Other scenes develop the bean motif further. Anthropomorphized bean warriors with delicate, dancer-like legs do battle with deer-headed figures. In running scenes, the runners themselves gradually morph into beans, or, as in a classic example of a spiraling scene, beans set off, slowly gathering human features as the images ascend.


“Most of the forms of iconography or expression ante- and postdating the Moche are either very geometric and abstract, or so supernatural and mythical that it’s difficult to interpret how the depicted figures might relate to the real world,” Caramanica explains. “The Moche are not only extremely realistic in their image-making, they also tend to repeat those images in different scenes, which makes it easier to identify, for instance, a husk of corn, or a particular character who reappears in scene after scene.”

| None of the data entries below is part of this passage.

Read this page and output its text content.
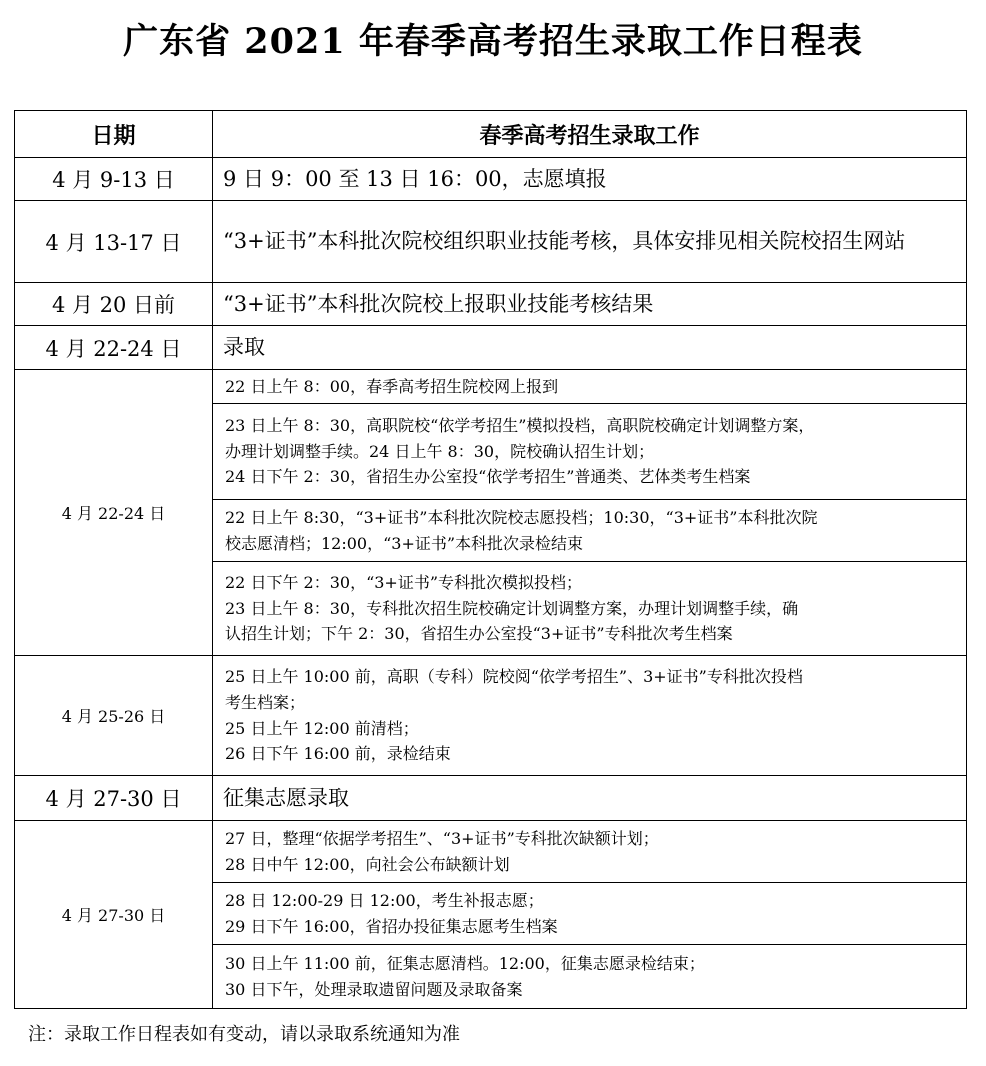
广东省 2021 年春季高考招生录取工作日程表
日期	春季高考招生录取工作
4 月 9-13 日	9 日 9：00 至 13 日 16：00，志愿填报

4 月 13-17 日	“3+证书”本科批次院校组织职业技能考核，具体安排见相关院校招生网站

4 月 20 日前	“3+证书”本科批次院校上报职业技能考核结果

4 月 22-24 日	录取

4 月 22-24 日	22 日上午 8：00，春季高考招生院校网上报到

	23 日上午 8：30，高职院校“依学考招生”模拟投档，高职院校确定计划调整方案，
办理计划调整手续。24 日上午 8：30，院校确认招生计划；
24 日下午 2：30，省招生办公室投“依学考招生”普通类、艺体类考生档案

	22 日上午 8:30，“3+证书”本科批次院校志愿投档；10:30，“3+证书”本科批次院
校志愿清档；12:00，“3+证书”本科批次录检结束

	22 日下午 2：30，“3+证书”专科批次模拟投档；
23 日上午 8：30，专科批次招生院校确定计划调整方案，办理计划调整手续，确
认招生计划；下午 2：30，省招生办公室投“3+证书”专科批次考生档案

4 月 25-26 日	25 日上午 10:00 前，高职（专科）院校阅“依学考招生”、3+证书”专科批次投档
考生档案；
25 日上午 12:00 前清档；
26 日下午 16:00 前，录检结束

4 月 27-30 日	征集志愿录取

4 月 27-30 日	27 日，整理“依据学考招生”、“3+证书”专科批次缺额计划；
28 日中午 12:00，向社会公布缺额计划

	28 日 12:00-29 日 12:00，考生补报志愿；
29 日下午 16:00，省招办投征集志愿考生档案

	30 日上午 11:00 前，征集志愿清档。12:00，征集志愿录检结束；
30 日下午，处理录取遗留问题及录取备案
注：录取工作日程表如有变动，请以录取系统通知为准
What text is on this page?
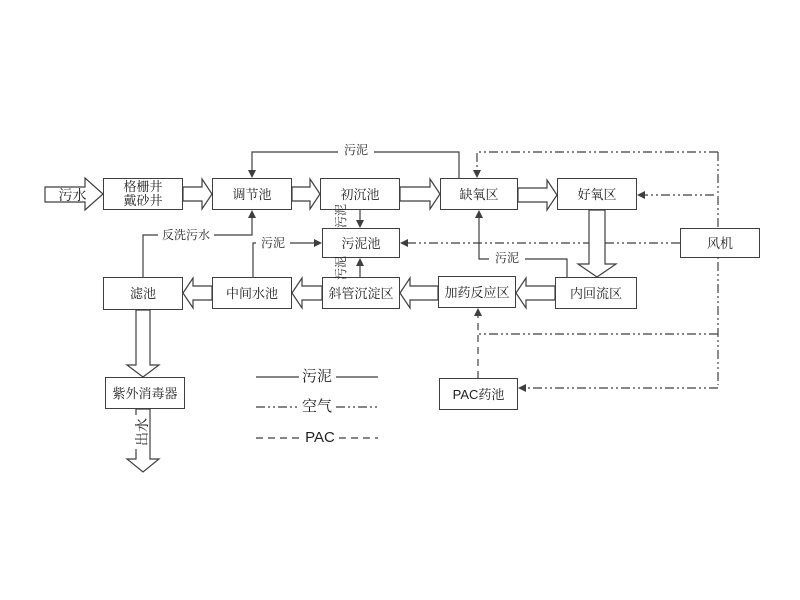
格栅井
戴砂井	调节池	初沉池	缺氧区	好氧区
风机
污泥池
滤池	中间水池	斜管沉淀区	加药反应区	内回流区
紫外消毒器	PAC药池
污水
污泥
反洗污水
污泥
污泥
污泥
污泥
出水
污泥
空气
PAC
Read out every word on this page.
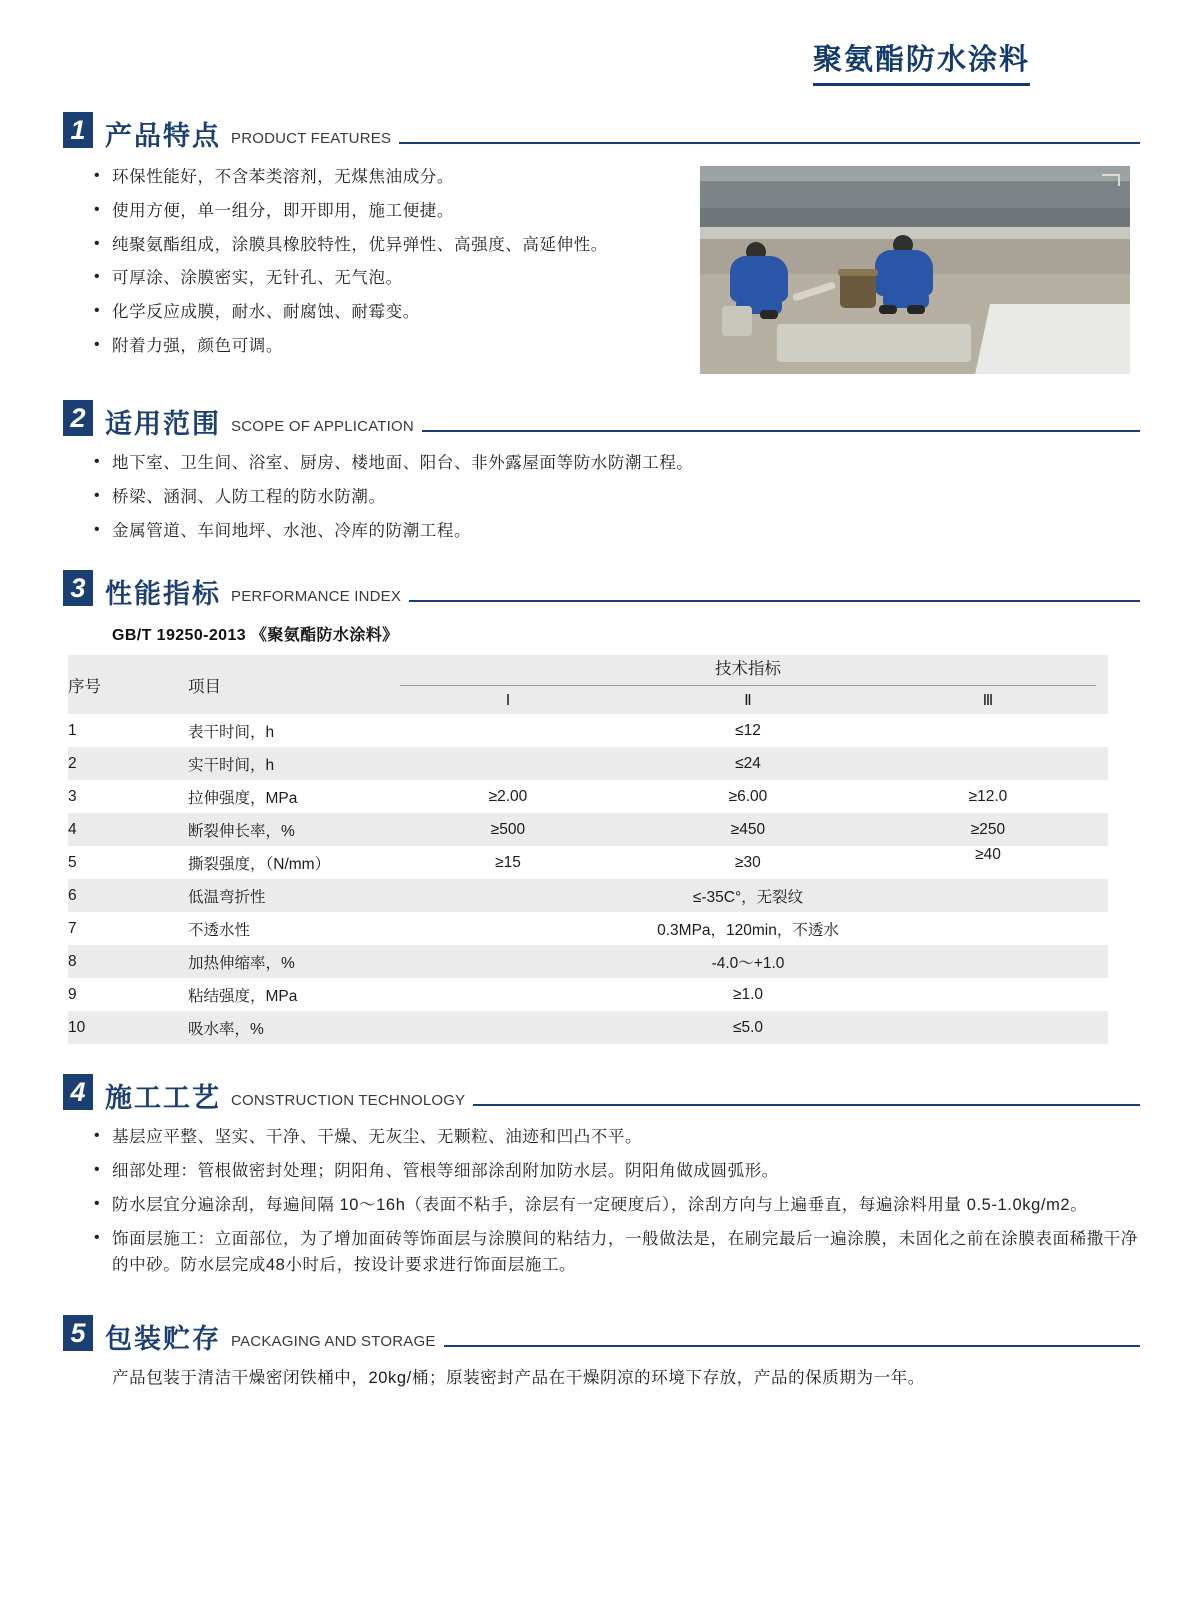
聚氨酯防水涂料
1 产品特点 PRODUCT FEATURES
• 环保性能好，不含苯类溶剂，无煤焦油成分。
• 使用方便，单一组分，即开即用，施工便捷。
• 纯聚氨酯组成，涂膜具橡胶特性，优异弹性、高强度、高延伸性。
• 可厚涂、涂膜密实，无针孔、无气泡。
• 化学反应成膜，耐水、耐腐蚀、耐霉变。
• 附着力强，颜色可调。
2 适用范围 SCOPE OF APPLICATION
• 地下室、卫生间、浴室、厨房、楼地面、阳台、非外露屋面等防水防潮工程。
• 桥梁、涵洞、人防工程的防水防潮。
• 金属管道、车间地坪、水池、冷库的防潮工程。
3 性能指标 PERFORMANCE INDEX
GB/T 19250-2013 《聚氨酯防水涂料》
序号	项目	技术指标		

		Ⅰ	Ⅱ	Ⅲ
1	表干时间，h	≤12		
2	实干时间，h	≤24		
3	拉伸强度，MPa	≥2.00	≥6.00	≥12.0
4	断裂伸长率，%	≥500	≥450	≥250
5	撕裂强度，（N/mm）	≥15	≥30	≥40
6	低温弯折性	≤-35C°，无裂纹		
7	不透水性	0.3MPa，120min，不透水		
8	加热伸缩率，%	-4.0～+1.0		
9	粘结强度，MPa	≥1.0		
10	吸水率，%	≤5.0		
4 施工工艺 CONSTRUCTION TECHNOLOGY
• 基层应平整、坚实、干净、干燥、无灰尘、无颗粒、油迹和凹凸不平。
• 细部处理：管根做密封处理；阴阳角、管根等细部涂刮附加防水层。阴阳角做成圆弧形。
• 防水层宜分遍涂刮，每遍间隔 10～16h（表面不粘手，涂层有一定硬度后），涂刮方向与上遍垂直，每遍涂料用量 0.5-1.0kg/m2。
• 饰面层施工：立面部位，为了增加面砖等饰面层与涂膜间的粘结力，一般做法是，在刷完最后一遍涂膜，未固化之前在涂膜表面稀撒干净的中砂。防水层完成48小时后，按设计要求进行饰面层施工。
5 包装贮存 PACKAGING AND STORAGE
产品包装于清洁干燥密闭铁桶中，20kg/桶；原装密封产品在干燥阴凉的环境下存放，产品的保质期为一年。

These features—a lower level of abstraction than other Andean iconographical programs and a firm representational connection to the real world—are a large part of the style of Moche iconography. Prisoners are depicted with ropes around their necks, facial hair, and tattoos—descriptions that match up with mummies excavated at Moche sites. As Caramanica explains, with the Moche, “the archaeological record is so complete and well preserved that oftentimes we can excavate a tomb or architectural site and pull out objects we’ve seen in the fineline images, or even bodies that are depicted in some of these images.”